Step-by-step explanation:

Angle CAB = m

Angle ACD = 136°

Angle ABC = 63°

BCD is a straight line

Angle ACB = 180°- Angle ACD

= 180° - 136°

= 44°

Now as we know sum of angles of a triangle is 180°

Angle ABC + Angle ACB + Angle CAB = 180°

63° + 44° + m = 180°

107° + m = 180°

m = 180° - 107°

m = 73° Ans

Answer 2

★ Solution :-

In this question, we're given with a diagram of a triangle which consists of an exterior angle and are also given with the values of the exterior angle and one of the interior angle. One of the angle on the triangle is marked by a letter m. We are asked to find the value of the angle m.

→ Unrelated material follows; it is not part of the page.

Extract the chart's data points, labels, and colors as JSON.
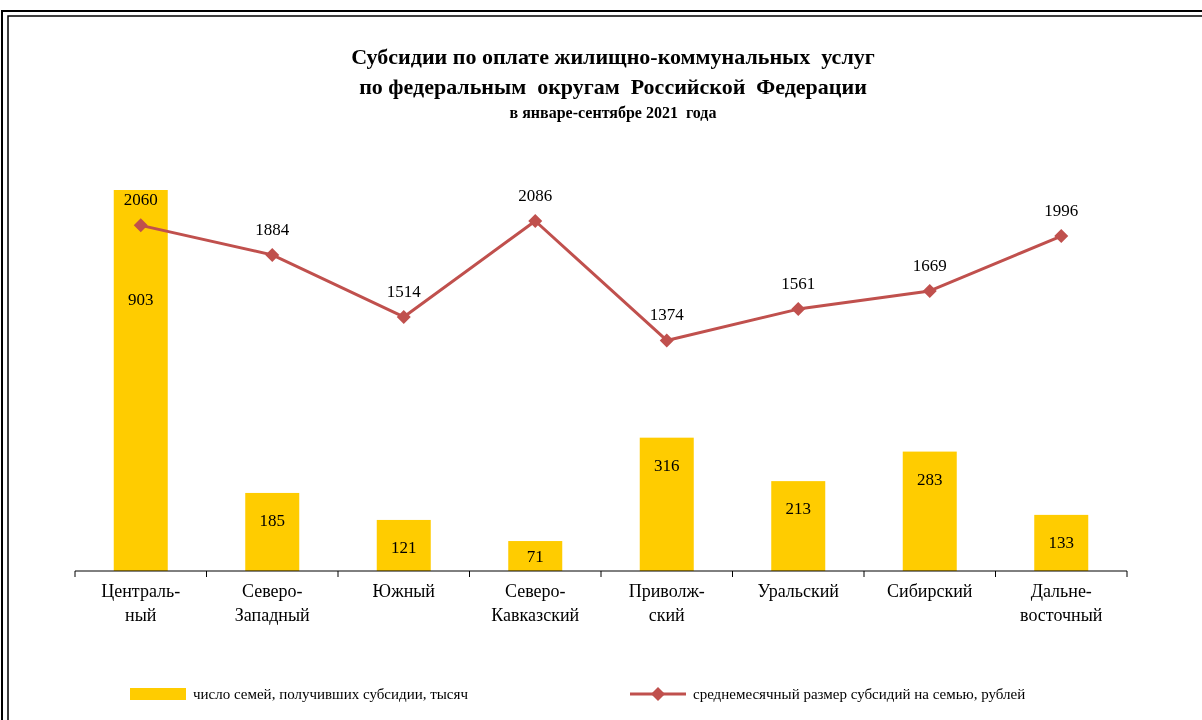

In the attachment provided, first we should find the value of x.

Value of x :-

$\sf \leadsto Straight \: line \: angle = {180}^{\circ}$

$\sf \dashrightarrow {136}^{\circ} + x = {180}^{\circ}$

$\sf \leadsto x = 180 - 136$

$\sf \leadsto x = {44}^{\circ}$

Now, we can find the value of m in the triangle given.

Value of m :-

$\sf \leadsto {Angle \: sum \: property}_{(Triangle)} = {180}^{\circ}$

$\sf \leadsto \angle{A} + \angle{B} + \angle{C} = {180}^{\circ}$

$\sf \leadsto m + {63}^{\circ} + {44}^{\circ} = {180}^{\circ}$

$\sf \leadsto m + {107}^{\circ} = {180}^{\circ}$

$\sf \leadsto m + 107 = 180$

$\sf \leadsto m = 180 - 107$

$\sf \leadsto m = {73}^{\circ}$

Therefore, the value of the ∠m is 73°.